- Discipline: Develop best practices and stick with them. "ONLY send content that you know your supports will value." And, have the discipline "to stay ON message."
- The Right People: Obama campaign manager David Plouffe saw to it that the new media effort wasn't organized as part of communications or finance, but as a stand alone part of the campaign. He then recruited top people from CNN, Google and Madison Avenue to staff what became an 81 person unit.
- Spotlight on Supporters: "The campaign made a concerted and deliberate effort to keep the spotlight on the people who supported Obama, and not just on the candidate."
- Nimbleness: "The campaign was able to turn on a dime and launch a fundraising email within hours of [Sarah] Palin's speech" criticizing "community organizers." The email generated $11 million in contributions in a single day.

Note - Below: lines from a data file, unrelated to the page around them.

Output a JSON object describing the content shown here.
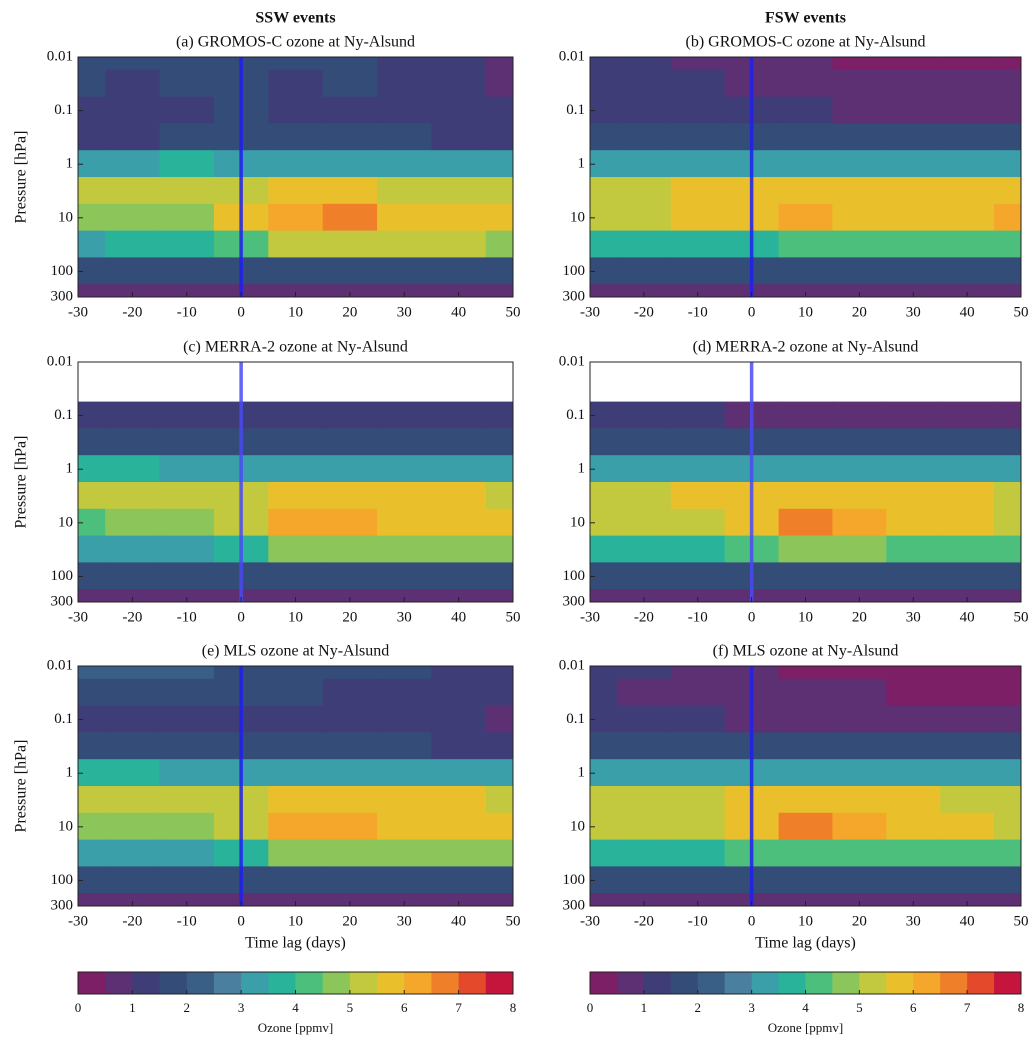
{
  "chart_data": [
    {
      "type": "contour",
      "column_title": "SSW events",
      "title": "(a) GROMOS-C ozone at Ny-Alsund",
      "ylabel": "Pressure [hPa]",
      "log_y": true,
      "x": [
        -30,
        -20,
        -10,
        0,
        10,
        20,
        30,
        40,
        50
      ],
      "y": [
        0.01,
        0.03,
        0.1,
        0.3,
        1,
        3,
        10,
        30,
        100,
        300
      ],
      "z": [
        [
          1.6,
          1.6,
          1.7,
          1.8,
          1.5,
          1.6,
          1.4,
          1.2,
          0.8
        ],
        [
          1.5,
          1.4,
          1.5,
          1.6,
          1.4,
          1.5,
          1.3,
          1.1,
          0.9
        ],
        [
          1.4,
          1.3,
          1.3,
          1.5,
          1.3,
          1.3,
          1.2,
          1.1,
          1.0
        ],
        [
          1.4,
          1.4,
          1.6,
          1.5,
          1.5,
          1.5,
          1.5,
          1.4,
          1.3
        ],
        [
          3.3,
          3.4,
          3.5,
          3.0,
          3.0,
          3.1,
          3.1,
          3.2,
          3.1
        ],
        [
          5.2,
          5.0,
          5.1,
          5.3,
          5.6,
          5.5,
          5.4,
          5.4,
          5.2
        ],
        [
          4.5,
          4.6,
          4.8,
          5.8,
          6.0,
          6.6,
          5.6,
          5.7,
          5.6
        ],
        [
          3.4,
          3.5,
          3.6,
          4.0,
          5.0,
          5.0,
          5.1,
          5.0,
          4.9
        ],
        [
          1.6,
          1.7,
          1.6,
          1.6,
          1.7,
          1.7,
          1.6,
          1.6,
          1.6
        ],
        [
          0.8,
          0.8,
          0.8,
          0.8,
          0.8,
          0.8,
          0.8,
          0.8,
          0.8
        ]
      ],
      "xlim": [
        -30,
        50
      ],
      "ylim": [
        300,
        0.01
      ],
      "xticks": [
        -30,
        -20,
        -10,
        0,
        10,
        20,
        30,
        40,
        50
      ],
      "yticks": [
        0.01,
        0.1,
        1,
        10,
        100,
        300
      ],
      "vline": {
        "x": 0,
        "color": "#1f1ff0"
      },
      "clim": [
        0,
        8
      ],
      "colors": [
        "#7d1f66",
        "#5d2f73",
        "#3f3d78",
        "#344c78",
        "#3a5f86",
        "#4a7fa0",
        "#3a9fa8",
        "#2ab39b",
        "#4cbf7d",
        "#8cc65a",
        "#c2c93f",
        "#e9c02c",
        "#f4a72a",
        "#f07f2a",
        "#e4492b",
        "#c6153d"
      ]
    },
    {
      "type": "contour",
      "column_title": "FSW events",
      "title": "(b) GROMOS-C ozone at Ny-Alsund",
      "log_y": true,
      "x": [
        -30,
        -20,
        -10,
        0,
        10,
        20,
        30,
        40,
        50
      ],
      "y": [
        0.01,
        0.03,
        0.1,
        0.3,
        1,
        3,
        10,
        30,
        100,
        300
      ],
      "z": [
        [
          1.2,
          1.1,
          0.9,
          0.8,
          0.6,
          0.3,
          0.3,
          0.3,
          0.3
        ],
        [
          1.3,
          1.2,
          1.0,
          0.9,
          0.8,
          0.6,
          0.5,
          0.5,
          0.5
        ],
        [
          1.4,
          1.3,
          1.2,
          1.1,
          1.0,
          0.9,
          0.9,
          0.9,
          0.9
        ],
        [
          1.7,
          1.6,
          1.6,
          1.5,
          1.5,
          1.5,
          1.5,
          1.5,
          1.5
        ],
        [
          3.4,
          3.3,
          3.3,
          3.3,
          3.4,
          3.4,
          3.4,
          3.4,
          3.4
        ],
        [
          5.3,
          5.4,
          5.5,
          5.6,
          5.6,
          5.8,
          5.7,
          5.7,
          5.8
        ],
        [
          5.0,
          5.2,
          5.6,
          5.8,
          6.4,
          5.8,
          5.9,
          5.8,
          6.1
        ],
        [
          3.6,
          3.7,
          3.8,
          3.9,
          4.2,
          4.2,
          4.2,
          4.2,
          4.2
        ],
        [
          1.5,
          1.5,
          1.5,
          1.5,
          1.5,
          1.5,
          1.5,
          1.5,
          1.5
        ],
        [
          0.8,
          0.8,
          0.8,
          0.8,
          0.8,
          0.8,
          0.8,
          0.8,
          0.8
        ]
      ],
      "xlim": [
        -30,
        50
      ],
      "ylim": [
        300,
        0.01
      ],
      "xticks": [
        -30,
        -20,
        -10,
        0,
        10,
        20,
        30,
        40,
        50
      ],
      "yticks": [
        0.01,
        0.1,
        1,
        10,
        100,
        300
      ],
      "vline": {
        "x": 0,
        "color": "#1f1ff0"
      },
      "clim": [
        0,
        8
      ],
      "colors": [
        "#7d1f66",
        "#5d2f73",
        "#3f3d78",
        "#344c78",
        "#3a5f86",
        "#4a7fa0",
        "#3a9fa8",
        "#2ab39b",
        "#4cbf7d",
        "#8cc65a",
        "#c2c93f",
        "#e9c02c",
        "#f4a72a",
        "#f07f2a",
        "#e4492b",
        "#c6153d"
      ]
    },
    {
      "type": "contour",
      "title": "(c) MERRA-2 ozone at Ny-Alsund",
      "ylabel": "Pressure [hPa]",
      "log_y": true,
      "x": [
        -30,
        -20,
        -10,
        0,
        10,
        20,
        30,
        40,
        50
      ],
      "y": [
        0.01,
        0.03,
        0.1,
        0.3,
        1,
        3,
        10,
        30,
        100,
        300
      ],
      "z": [
        [
          null,
          null,
          null,
          null,
          null,
          null,
          null,
          null,
          null
        ],
        [
          null,
          null,
          null,
          null,
          null,
          null,
          null,
          null,
          null
        ],
        [
          1.3,
          1.2,
          1.3,
          1.3,
          1.3,
          1.3,
          1.3,
          1.2,
          1.1
        ],
        [
          1.6,
          1.6,
          1.6,
          1.6,
          1.6,
          1.6,
          1.6,
          1.6,
          1.5
        ],
        [
          3.6,
          3.5,
          3.4,
          3.3,
          3.4,
          3.4,
          3.3,
          3.4,
          3.3
        ],
        [
          5.2,
          5.1,
          5.0,
          5.3,
          5.6,
          5.6,
          5.5,
          5.5,
          5.4
        ],
        [
          4.4,
          4.6,
          4.7,
          5.4,
          6.3,
          6.2,
          5.7,
          5.6,
          5.5
        ],
        [
          3.2,
          3.3,
          3.4,
          3.6,
          4.8,
          4.9,
          4.8,
          4.8,
          4.7
        ],
        [
          1.6,
          1.6,
          1.6,
          1.6,
          1.6,
          1.6,
          1.6,
          1.6,
          1.6
        ],
        [
          0.5,
          0.5,
          0.5,
          0.5,
          0.5,
          0.5,
          0.5,
          0.5,
          0.5
        ]
      ],
      "xlim": [
        -30,
        50
      ],
      "ylim": [
        300,
        0.01
      ],
      "xticks": [
        -30,
        -20,
        -10,
        0,
        10,
        20,
        30,
        40,
        50
      ],
      "yticks": [
        0.01,
        0.1,
        1,
        10,
        100,
        300
      ],
      "vline": {
        "x": 0,
        "color": "#4a4af5"
      },
      "clim": [
        0,
        8
      ],
      "colors": [
        "#7d1f66",
        "#5d2f73",
        "#3f3d78",
        "#344c78",
        "#3a5f86",
        "#4a7fa0",
        "#3a9fa8",
        "#2ab39b",
        "#4cbf7d",
        "#8cc65a",
        "#c2c93f",
        "#e9c02c",
        "#f4a72a",
        "#f07f2a",
        "#e4492b",
        "#c6153d"
      ]
    },
    {
      "type": "contour",
      "title": "(d) MERRA-2 ozone at Ny-Alsund",
      "log_y": true,
      "x": [
        -30,
        -20,
        -10,
        0,
        10,
        20,
        30,
        40,
        50
      ],
      "y": [
        0.01,
        0.03,
        0.1,
        0.3,
        1,
        3,
        10,
        30,
        100,
        300
      ],
      "z": [
        [
          null,
          null,
          null,
          null,
          null,
          null,
          null,
          null,
          null
        ],
        [
          null,
          null,
          null,
          null,
          null,
          null,
          null,
          null,
          null
        ],
        [
          1.2,
          1.1,
          1.0,
          0.9,
          0.8,
          0.6,
          0.6,
          0.6,
          0.6
        ],
        [
          1.6,
          1.6,
          1.6,
          1.6,
          1.6,
          1.6,
          1.6,
          1.6,
          1.6
        ],
        [
          3.3,
          3.3,
          3.3,
          3.3,
          3.3,
          3.3,
          3.3,
          3.3,
          3.3
        ],
        [
          5.3,
          5.4,
          5.5,
          5.6,
          5.7,
          5.6,
          5.5,
          5.5,
          5.4
        ],
        [
          5.0,
          5.1,
          5.3,
          5.8,
          6.8,
          6.0,
          5.7,
          5.5,
          5.4
        ],
        [
          3.5,
          3.6,
          3.7,
          4.0,
          4.6,
          4.5,
          4.4,
          4.4,
          4.3
        ],
        [
          1.6,
          1.6,
          1.6,
          1.6,
          1.6,
          1.6,
          1.6,
          1.6,
          1.6
        ],
        [
          0.5,
          0.5,
          0.5,
          0.5,
          0.5,
          0.5,
          0.5,
          0.5,
          0.5
        ]
      ],
      "xlim": [
        -30,
        50
      ],
      "ylim": [
        300,
        0.01
      ],
      "xticks": [
        -30,
        -20,
        -10,
        0,
        10,
        20,
        30,
        40,
        50
      ],
      "yticks": [
        0.01,
        0.1,
        1,
        10,
        100,
        300
      ],
      "vline": {
        "x": 0,
        "color": "#4a4af5"
      },
      "clim": [
        0,
        8
      ],
      "colors": [
        "#7d1f66",
        "#5d2f73",
        "#3f3d78",
        "#344c78",
        "#3a5f86",
        "#4a7fa0",
        "#3a9fa8",
        "#2ab39b",
        "#4cbf7d",
        "#8cc65a",
        "#c2c93f",
        "#e9c02c",
        "#f4a72a",
        "#f07f2a",
        "#e4492b",
        "#c6153d"
      ]
    },
    {
      "type": "contour",
      "title": "(e) MLS ozone at Ny-Alsund",
      "ylabel": "Pressure [hPa]",
      "xlabel": "Time lag (days)",
      "log_y": true,
      "x": [
        -30,
        -20,
        -10,
        0,
        10,
        20,
        30,
        40,
        50
      ],
      "y": [
        0.01,
        0.03,
        0.1,
        0.3,
        1,
        3,
        10,
        30,
        100,
        300
      ],
      "z": [
        [
          2.2,
          2.3,
          2.1,
          1.9,
          1.9,
          1.8,
          1.5,
          1.2,
          1.0
        ],
        [
          1.6,
          1.6,
          1.6,
          1.6,
          1.5,
          1.4,
          1.3,
          1.1,
          1.0
        ],
        [
          1.2,
          1.1,
          1.1,
          1.2,
          1.2,
          1.2,
          1.1,
          1.0,
          0.9
        ],
        [
          1.5,
          1.5,
          1.5,
          1.5,
          1.5,
          1.5,
          1.5,
          1.4,
          1.4
        ],
        [
          3.5,
          3.5,
          3.4,
          3.3,
          3.4,
          3.4,
          3.3,
          3.4,
          3.3
        ],
        [
          5.0,
          5.0,
          5.0,
          5.3,
          5.6,
          5.6,
          5.5,
          5.5,
          5.4
        ],
        [
          4.6,
          4.6,
          4.7,
          5.4,
          6.3,
          6.4,
          5.8,
          5.7,
          5.6
        ],
        [
          3.2,
          3.3,
          3.4,
          3.6,
          4.8,
          4.9,
          4.8,
          4.8,
          4.7
        ],
        [
          1.6,
          1.6,
          1.6,
          1.6,
          1.6,
          1.6,
          1.6,
          1.6,
          1.6
        ],
        [
          0.5,
          0.5,
          0.5,
          0.5,
          0.5,
          0.5,
          0.5,
          0.5,
          0.5
        ]
      ],
      "xlim": [
        -30,
        50
      ],
      "ylim": [
        300,
        0.01
      ],
      "xticks": [
        -30,
        -20,
        -10,
        0,
        10,
        20,
        30,
        40,
        50
      ],
      "yticks": [
        0.01,
        0.1,
        1,
        10,
        100,
        300
      ],
      "vline": {
        "x": 0,
        "color": "#1f1ff0"
      },
      "clim": [
        0,
        8
      ],
      "colors": [
        "#7d1f66",
        "#5d2f73",
        "#3f3d78",
        "#344c78",
        "#3a5f86",
        "#4a7fa0",
        "#3a9fa8",
        "#2ab39b",
        "#4cbf7d",
        "#8cc65a",
        "#c2c93f",
        "#e9c02c",
        "#f4a72a",
        "#f07f2a",
        "#e4492b",
        "#c6153d"
      ],
      "colorbar": {
        "ticks": [
          0,
          1,
          2,
          3,
          4,
          5,
          6,
          7,
          8
        ],
        "label": "Ozone [ppmv]"
      }
    },
    {
      "type": "contour",
      "title": "(f) MLS ozone at Ny-Alsund",
      "xlabel": "Time lag (days)",
      "log_y": true,
      "x": [
        -30,
        -20,
        -10,
        0,
        10,
        20,
        30,
        40,
        50
      ],
      "y": [
        0.01,
        0.03,
        0.1,
        0.3,
        1,
        3,
        10,
        30,
        100,
        300
      ],
      "z": [
        [
          1.2,
          1.0,
          0.8,
          0.6,
          0.4,
          0.3,
          0.2,
          0.2,
          0.2
        ],
        [
          1.0,
          0.9,
          0.8,
          0.7,
          0.6,
          0.5,
          0.4,
          0.4,
          0.4
        ],
        [
          1.2,
          1.1,
          1.0,
          0.9,
          0.9,
          0.8,
          0.8,
          0.8,
          0.8
        ],
        [
          1.6,
          1.6,
          1.6,
          1.6,
          1.6,
          1.6,
          1.6,
          1.6,
          1.6
        ],
        [
          3.3,
          3.3,
          3.3,
          3.3,
          3.3,
          3.3,
          3.3,
          3.3,
          3.3
        ],
        [
          5.2,
          5.3,
          5.4,
          5.5,
          5.6,
          5.6,
          5.5,
          5.4,
          5.3
        ],
        [
          5.0,
          5.2,
          5.4,
          5.8,
          6.9,
          6.0,
          5.6,
          5.5,
          5.4
        ],
        [
          3.6,
          3.6,
          3.8,
          4.0,
          4.4,
          4.4,
          4.3,
          4.3,
          4.2
        ],
        [
          1.6,
          1.6,
          1.6,
          1.6,
          1.6,
          1.6,
          1.6,
          1.6,
          1.6
        ],
        [
          0.5,
          0.5,
          0.5,
          0.5,
          0.5,
          0.5,
          0.5,
          0.5,
          0.5
        ]
      ],
      "xlim": [
        -30,
        50
      ],
      "ylim": [
        300,
        0.01
      ],
      "xticks": [
        -30,
        -20,
        -10,
        0,
        10,
        20,
        30,
        40,
        50
      ],
      "yticks": [
        0.01,
        0.1,
        1,
        10,
        100,
        300
      ],
      "vline": {
        "x": 0,
        "color": "#1f1ff0"
      },
      "clim": [
        0,
        8
      ],
      "colors": [
        "#7d1f66",
        "#5d2f73",
        "#3f3d78",
        "#344c78",
        "#3a5f86",
        "#4a7fa0",
        "#3a9fa8",
        "#2ab39b",
        "#4cbf7d",
        "#8cc65a",
        "#c2c93f",
        "#e9c02c",
        "#f4a72a",
        "#f07f2a",
        "#e4492b",
        "#c6153d"
      ],
      "colorbar": {
        "ticks": [
          0,
          1,
          2,
          3,
          4,
          5,
          6,
          7,
          8
        ],
        "label": "Ozone [ppmv]"
      }
    }
  ]
}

- Authenticity: "OFA managed to do something unique - share real, inside campaign information with its supporters, while making that information accessible and meaningful. Plouffe said: "Nothing is more important than authenticity. People have very sensitive bullshit-o-meters."
- Content Matters: "From top notch emails, to 1,800 videos, to amazing graphic design, the new media team demonstrated a serious focus on content."
- Data-Driven Culture: "More than any campaign in history, OFA was a data-driven operation." The campaign created a six-person analytics team and tested and measured every aspect of the online program. "Entire projects were scrapped because the data showed they were not effective."
The Brainerd/Wilberforce report offers this observation underscoring the essential requirement of any successful campaign - skillful execution:
"Fundamentally, the most successful elements of OFA's new media program were not new. OFA's new media team simply executed the same core strategies than many nonprofits have used for years - but they did so flawlessly."